Sometimes, the little things tell you a lot. Here’s one example:

Earlier this week, Senate Majority Leader Harry Reid supposedly said that he didn’t really care whether the shutdown of the National Institutes of Health meant that some child afflicted with cancer might be denied treatment at an NIH facility. It was an egregious distortion of Reid’s statement, but politics being what it is these days, it became instant fodder for the outrage machine.

The Drudge Report and other conservative websites highlighted it. Fox News delighted in it. FreedomWorks, the corporate arm of the Tea Party, incorporated it into its fundraising appeals under the headline “Harry Reid: No help for cancer kids”. “How out of touch and heartless can Senate Democrats be?” the National Republican Senatorial Committee asked.
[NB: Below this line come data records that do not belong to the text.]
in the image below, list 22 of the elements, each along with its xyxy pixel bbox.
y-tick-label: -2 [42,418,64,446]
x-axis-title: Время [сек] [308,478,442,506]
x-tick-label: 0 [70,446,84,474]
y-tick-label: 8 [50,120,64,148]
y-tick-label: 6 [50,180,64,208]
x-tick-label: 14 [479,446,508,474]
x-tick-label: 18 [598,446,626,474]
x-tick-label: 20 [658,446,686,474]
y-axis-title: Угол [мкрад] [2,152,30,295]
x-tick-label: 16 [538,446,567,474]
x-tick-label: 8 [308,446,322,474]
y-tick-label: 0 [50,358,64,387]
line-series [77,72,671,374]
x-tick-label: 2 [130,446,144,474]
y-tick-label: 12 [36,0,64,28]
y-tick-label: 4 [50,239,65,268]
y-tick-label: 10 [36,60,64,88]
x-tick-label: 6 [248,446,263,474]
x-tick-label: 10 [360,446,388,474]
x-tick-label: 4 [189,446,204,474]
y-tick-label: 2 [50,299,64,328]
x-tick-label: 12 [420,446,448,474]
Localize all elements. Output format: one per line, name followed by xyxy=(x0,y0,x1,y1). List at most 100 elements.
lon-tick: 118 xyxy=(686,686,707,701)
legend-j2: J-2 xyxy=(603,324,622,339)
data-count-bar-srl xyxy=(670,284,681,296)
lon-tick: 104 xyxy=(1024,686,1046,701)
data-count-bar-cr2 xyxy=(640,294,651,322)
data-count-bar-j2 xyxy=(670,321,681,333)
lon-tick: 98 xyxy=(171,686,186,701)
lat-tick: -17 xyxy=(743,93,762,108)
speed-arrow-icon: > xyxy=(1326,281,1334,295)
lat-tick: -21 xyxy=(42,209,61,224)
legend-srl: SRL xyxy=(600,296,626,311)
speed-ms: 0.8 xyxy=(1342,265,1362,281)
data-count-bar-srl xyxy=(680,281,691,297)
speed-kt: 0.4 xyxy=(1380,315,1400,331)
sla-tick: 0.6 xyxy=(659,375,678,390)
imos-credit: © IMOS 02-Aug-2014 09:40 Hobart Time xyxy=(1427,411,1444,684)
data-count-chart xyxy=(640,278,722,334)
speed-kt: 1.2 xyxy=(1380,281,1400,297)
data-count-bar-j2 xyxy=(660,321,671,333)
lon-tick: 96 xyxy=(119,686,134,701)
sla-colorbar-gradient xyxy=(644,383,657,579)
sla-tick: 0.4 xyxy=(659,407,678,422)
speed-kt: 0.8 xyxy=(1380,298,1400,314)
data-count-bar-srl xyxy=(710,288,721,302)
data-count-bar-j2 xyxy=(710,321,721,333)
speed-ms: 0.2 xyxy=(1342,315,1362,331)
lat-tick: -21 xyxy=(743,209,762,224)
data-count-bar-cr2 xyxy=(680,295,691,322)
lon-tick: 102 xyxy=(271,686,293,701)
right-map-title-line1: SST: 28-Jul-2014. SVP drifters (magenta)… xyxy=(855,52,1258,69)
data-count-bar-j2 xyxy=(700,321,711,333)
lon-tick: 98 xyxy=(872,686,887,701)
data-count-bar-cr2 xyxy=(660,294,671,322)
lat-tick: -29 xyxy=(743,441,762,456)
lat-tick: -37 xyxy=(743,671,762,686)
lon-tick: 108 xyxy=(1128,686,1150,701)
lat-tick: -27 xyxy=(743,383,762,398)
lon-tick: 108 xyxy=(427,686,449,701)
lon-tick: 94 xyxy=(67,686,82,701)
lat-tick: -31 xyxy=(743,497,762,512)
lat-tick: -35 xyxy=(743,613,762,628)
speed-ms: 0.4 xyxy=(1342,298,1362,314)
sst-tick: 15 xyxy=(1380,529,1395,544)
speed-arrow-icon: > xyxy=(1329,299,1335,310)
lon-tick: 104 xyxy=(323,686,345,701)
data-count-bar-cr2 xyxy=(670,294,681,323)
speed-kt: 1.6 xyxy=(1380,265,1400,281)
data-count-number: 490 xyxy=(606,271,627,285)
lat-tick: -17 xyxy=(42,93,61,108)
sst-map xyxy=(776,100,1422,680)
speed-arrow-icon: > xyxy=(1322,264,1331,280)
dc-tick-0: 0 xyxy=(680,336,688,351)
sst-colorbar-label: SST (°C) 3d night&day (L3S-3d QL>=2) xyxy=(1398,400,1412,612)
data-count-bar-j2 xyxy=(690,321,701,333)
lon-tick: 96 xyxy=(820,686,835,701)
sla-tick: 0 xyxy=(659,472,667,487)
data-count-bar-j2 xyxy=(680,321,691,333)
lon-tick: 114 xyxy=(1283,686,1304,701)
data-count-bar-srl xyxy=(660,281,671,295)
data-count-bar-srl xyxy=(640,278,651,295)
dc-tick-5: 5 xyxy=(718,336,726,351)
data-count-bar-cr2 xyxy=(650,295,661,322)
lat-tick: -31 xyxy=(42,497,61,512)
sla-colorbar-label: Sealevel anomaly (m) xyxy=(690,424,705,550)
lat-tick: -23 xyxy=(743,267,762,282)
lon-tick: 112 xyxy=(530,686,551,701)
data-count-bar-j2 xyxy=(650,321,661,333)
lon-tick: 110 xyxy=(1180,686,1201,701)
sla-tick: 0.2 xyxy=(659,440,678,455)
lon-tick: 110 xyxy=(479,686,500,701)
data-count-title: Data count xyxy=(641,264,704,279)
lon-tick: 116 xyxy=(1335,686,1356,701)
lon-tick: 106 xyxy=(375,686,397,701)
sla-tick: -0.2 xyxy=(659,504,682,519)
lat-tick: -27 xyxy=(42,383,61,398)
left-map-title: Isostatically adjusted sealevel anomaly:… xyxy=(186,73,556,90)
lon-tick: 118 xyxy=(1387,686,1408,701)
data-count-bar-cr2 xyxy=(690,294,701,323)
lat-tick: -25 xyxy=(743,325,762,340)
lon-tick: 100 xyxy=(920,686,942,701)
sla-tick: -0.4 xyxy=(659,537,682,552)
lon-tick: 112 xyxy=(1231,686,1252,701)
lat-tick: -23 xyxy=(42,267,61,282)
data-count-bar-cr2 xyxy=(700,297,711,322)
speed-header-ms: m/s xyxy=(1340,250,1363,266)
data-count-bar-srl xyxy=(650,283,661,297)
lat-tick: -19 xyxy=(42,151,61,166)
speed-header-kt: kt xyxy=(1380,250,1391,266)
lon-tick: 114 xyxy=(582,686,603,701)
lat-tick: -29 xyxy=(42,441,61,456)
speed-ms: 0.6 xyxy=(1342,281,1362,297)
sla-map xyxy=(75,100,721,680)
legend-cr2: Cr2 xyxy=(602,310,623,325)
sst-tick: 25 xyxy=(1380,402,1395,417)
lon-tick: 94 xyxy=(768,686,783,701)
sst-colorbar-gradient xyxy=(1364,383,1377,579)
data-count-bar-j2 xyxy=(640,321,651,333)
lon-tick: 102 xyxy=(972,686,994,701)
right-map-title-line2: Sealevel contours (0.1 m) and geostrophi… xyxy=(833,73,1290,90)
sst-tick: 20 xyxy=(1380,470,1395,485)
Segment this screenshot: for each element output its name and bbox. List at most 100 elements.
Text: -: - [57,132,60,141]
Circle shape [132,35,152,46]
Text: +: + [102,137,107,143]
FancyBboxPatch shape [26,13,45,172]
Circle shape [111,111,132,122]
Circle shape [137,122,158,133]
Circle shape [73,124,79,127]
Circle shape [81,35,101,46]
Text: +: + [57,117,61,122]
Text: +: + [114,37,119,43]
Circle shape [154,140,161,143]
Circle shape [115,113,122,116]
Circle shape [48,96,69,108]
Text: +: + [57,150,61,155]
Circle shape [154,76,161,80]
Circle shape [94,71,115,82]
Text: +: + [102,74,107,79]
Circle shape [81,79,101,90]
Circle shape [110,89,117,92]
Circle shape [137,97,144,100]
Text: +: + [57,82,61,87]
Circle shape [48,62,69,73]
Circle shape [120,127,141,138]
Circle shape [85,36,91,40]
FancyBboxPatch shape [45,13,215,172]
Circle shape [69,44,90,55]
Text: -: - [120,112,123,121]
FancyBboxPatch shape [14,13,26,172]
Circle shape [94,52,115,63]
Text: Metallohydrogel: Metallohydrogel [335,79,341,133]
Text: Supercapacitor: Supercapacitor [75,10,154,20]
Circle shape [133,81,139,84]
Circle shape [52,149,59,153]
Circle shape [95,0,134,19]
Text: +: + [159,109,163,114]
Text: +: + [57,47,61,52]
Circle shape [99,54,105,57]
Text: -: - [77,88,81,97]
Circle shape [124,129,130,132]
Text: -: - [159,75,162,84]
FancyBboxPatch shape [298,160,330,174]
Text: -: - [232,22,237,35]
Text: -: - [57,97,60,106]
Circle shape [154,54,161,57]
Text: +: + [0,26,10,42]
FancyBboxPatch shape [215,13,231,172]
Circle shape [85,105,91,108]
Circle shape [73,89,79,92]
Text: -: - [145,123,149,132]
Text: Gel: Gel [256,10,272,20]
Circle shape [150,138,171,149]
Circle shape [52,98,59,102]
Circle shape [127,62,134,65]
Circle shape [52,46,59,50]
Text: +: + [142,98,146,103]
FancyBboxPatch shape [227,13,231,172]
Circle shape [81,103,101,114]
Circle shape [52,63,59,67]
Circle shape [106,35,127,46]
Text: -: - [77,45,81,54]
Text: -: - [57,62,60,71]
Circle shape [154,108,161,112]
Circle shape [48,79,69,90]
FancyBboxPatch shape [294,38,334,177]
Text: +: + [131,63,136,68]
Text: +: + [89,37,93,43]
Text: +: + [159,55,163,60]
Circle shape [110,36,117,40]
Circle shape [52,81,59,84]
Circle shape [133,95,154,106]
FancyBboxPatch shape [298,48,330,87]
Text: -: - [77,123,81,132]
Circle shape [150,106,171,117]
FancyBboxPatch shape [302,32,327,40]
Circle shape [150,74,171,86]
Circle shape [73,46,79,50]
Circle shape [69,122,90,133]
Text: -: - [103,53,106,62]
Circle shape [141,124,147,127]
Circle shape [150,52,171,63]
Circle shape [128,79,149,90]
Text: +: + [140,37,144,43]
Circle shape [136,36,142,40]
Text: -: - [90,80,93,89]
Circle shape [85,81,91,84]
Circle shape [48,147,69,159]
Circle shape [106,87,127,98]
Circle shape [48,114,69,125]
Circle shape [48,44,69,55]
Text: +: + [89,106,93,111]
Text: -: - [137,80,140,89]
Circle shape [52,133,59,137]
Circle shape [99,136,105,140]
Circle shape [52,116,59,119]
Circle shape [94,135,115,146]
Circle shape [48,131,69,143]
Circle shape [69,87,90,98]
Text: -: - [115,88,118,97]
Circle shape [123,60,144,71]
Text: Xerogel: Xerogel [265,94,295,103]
And not to be outdone, Sean Hannity called Reid “a sick, twisted old man … cold, callous, heartless, mean-spirited, hateful.”

Let’s take a step back and think about this. Let’s pretend that Reid actually did say and mean what he is accused of saying. If I understand it correctly, conservatives are taking the stance that it is sick and twisted to deny government-funded health care to an imaginary child afflicted with cancer. Do I have that right?

Interesting. Well, under budget cuts that President Obama and his fellow Democrats have begged the Republicans to reconsider, the NIH has been forced to slash $1.7 billion from its 2013 budget. Because of that cutback, it was forced to cancel 700 grants to scientists doing cutting-edge research work into disease. It also was forced to deny some 750 real-life, actual patients the right to be admitted to the NIH Clinical Center.

So, if it is “sick and twisted” to deny treatment to one cancer patient, as Reid allegedly is prepared to do, what do you say of a party that denies such treatment to 750 such people? (In 2014, the cutbacks to patient care at NIH will be even more profound.)

And of course, even that doesn’t begin to plumb the true depths of hypocrisy. While conservatives accuse Reid of callous heartlessness by denying government-funded health care to a single imaginary kid with cancer, they are battling to deny health insurance to 30 million of our fellow Americans. In Georgia alone, Gov. Nathan Deal has refused to extend Medicaid coverage to 650,000 lower-income Georgians, and state officials are doing everything they can to ensure that as few Georgians as possible take advantage of other aspects of the program.

How many of those 650,000, including children, might have cancer or other life-threatening illnesses that are going undetected and untreated because they can’t afford a simple checkup? Apparently, the outrage on the right is driven by some Stalinesque logic that one patient denied government health care is a politically usable tragedy, while 30 million denied health care is a mere statistic.

Myself, I don’t think of those 30 million that way.

Again, the incident itself is relatively minor, but it highlights the central dilemma in our debate over health care. Nobody wants to deny medical care to those who need it. We instinctively shrink from doing so, which is why Ronald Reagan signed legislation in 1986 making it illegal to deny care in emergency rooms.

The question is whether that instinctive sense of responsibility for each other has any real meaning, or whether it’s an occasional thing that we use to make ourselves feel better about ourselves, and at times to bash each other.